The 100-room hotel, in which he invested $10 million, is now worth up to $25 million, he estimates. Having created 60 new jobs, it serves as an example of what can be done.
“Don’t make the Israeli occupation a hook upon which to hang all your problems,” he advises other Palestinian and Arab businessmen. “If you want to invest, you can.”
More investment is crucial to sustaining Palestinian life in East Jerusalem and combating Israel’s efforts to deepen its control of the city, said Adnan al-Husseini, the Palestinian Authority-appointed governor of Jerusalem.
“Jerusalem should not just be the focus of songs and poetry. Today, Jerusalem is about work. People who want to protect Jerusalem must work in it. Israel is working hand over fist and putting in billions. The Arab nation must spend more,” he said.
Money put into hotels and cultural centers meant the situation in East Jerusalem was improving from the “ghost town” it had been a few years ago, he said. “This year, the progress will become more apparent,” he said. But much more needs to be done, he added.

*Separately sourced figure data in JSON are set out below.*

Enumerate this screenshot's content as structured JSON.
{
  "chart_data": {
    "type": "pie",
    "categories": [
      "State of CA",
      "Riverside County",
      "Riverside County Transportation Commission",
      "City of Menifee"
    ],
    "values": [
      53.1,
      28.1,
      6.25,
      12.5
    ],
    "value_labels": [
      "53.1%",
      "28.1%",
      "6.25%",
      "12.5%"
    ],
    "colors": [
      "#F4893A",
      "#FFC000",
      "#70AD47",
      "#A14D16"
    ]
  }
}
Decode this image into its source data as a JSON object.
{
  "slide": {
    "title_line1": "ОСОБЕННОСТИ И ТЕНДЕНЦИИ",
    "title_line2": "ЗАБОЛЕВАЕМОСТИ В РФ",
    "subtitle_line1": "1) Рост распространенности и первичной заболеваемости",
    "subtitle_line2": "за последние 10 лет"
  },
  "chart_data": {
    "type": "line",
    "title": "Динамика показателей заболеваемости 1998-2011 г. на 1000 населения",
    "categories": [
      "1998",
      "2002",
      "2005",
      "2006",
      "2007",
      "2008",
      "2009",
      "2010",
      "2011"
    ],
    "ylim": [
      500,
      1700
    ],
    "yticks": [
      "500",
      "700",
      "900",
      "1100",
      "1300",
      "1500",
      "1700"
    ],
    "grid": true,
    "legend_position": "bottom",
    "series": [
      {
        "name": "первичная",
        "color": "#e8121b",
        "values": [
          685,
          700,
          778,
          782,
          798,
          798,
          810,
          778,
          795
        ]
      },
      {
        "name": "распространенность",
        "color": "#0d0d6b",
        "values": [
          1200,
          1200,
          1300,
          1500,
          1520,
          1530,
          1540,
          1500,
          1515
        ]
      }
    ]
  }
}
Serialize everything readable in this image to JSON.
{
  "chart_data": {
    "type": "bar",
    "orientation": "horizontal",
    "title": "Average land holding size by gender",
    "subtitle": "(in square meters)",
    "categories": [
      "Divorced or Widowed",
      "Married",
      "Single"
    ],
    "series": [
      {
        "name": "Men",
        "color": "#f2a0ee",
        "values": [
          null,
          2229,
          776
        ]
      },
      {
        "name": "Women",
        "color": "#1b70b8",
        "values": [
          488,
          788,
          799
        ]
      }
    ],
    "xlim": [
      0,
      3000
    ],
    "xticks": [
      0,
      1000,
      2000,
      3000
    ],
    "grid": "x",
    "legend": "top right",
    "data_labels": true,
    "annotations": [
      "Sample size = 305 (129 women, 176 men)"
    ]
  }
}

To Israel, East Jerusalem is part of what it describes as its eternal and indivisible capital. Israel annexed East Jerusalem and a belt of surrounding West Bank land after the 1967 war. That step has never won international recognition.
The Palestinians want East Jerusalem as the capital of the state they hope to found in the West Bank and the Gaza Strip.
The heads of EU missions, in a recently leaked confidential report, identified inadequate investment as one of many factors undermining the Palestinian presence in East Jerusalem.
These also included Israeli settlement expansion, evictions of Palestinian families and demolition of Palestinian buildings erected without hard-to-obtain Israeli permits and a restrictive zoning and planning regime by Israel’s Jerusalem municipality.
Samir Hulileh is the chief executive of a company that has been waiting for a decade for Israeli permission to build 166 new homes in a predominantly Palestinian residential area of Jerusalem.
Now, finally, he is confident that the first quarter of 2011 will yield a license for the start of ground work on the $33 million housing development in Beit Safafa.
“It’s not charity, it’s not politics. We have to start first with making a profit,” said Hulileh, CEO of Palestine Development and Investment Limited (PADICO), a holding firm traded on the Palestine Securities Exchange.
“You have to be patient and add to the cost of the project the cost of waiting. This squeezes the profit margin,” he said.
“However, there are always possibilities. The opportunity from investing in Jerusalem is much higher than in investing in the West Bank. In Jerusalem, you are alone,” he said.
PADICO is the investor behind the restoration of the St. George Hotel. Located near the old city, the 144-room hotel is set to reopen in July or August. It also renovated the nearby Alhambra Palace, an events venue with restaurants.
PADICO has two more hotel renovation projects in the pipeline, though its Jerusalem investments are just a fraction of its portfolio in the Palestinian territories, Hulileh said.
“People have overcome the psychological barrier,” he said. “They can do something about investment in Jerusalem and shouldn’t wait for others, neither the Palestinian Authority or the Arab world.”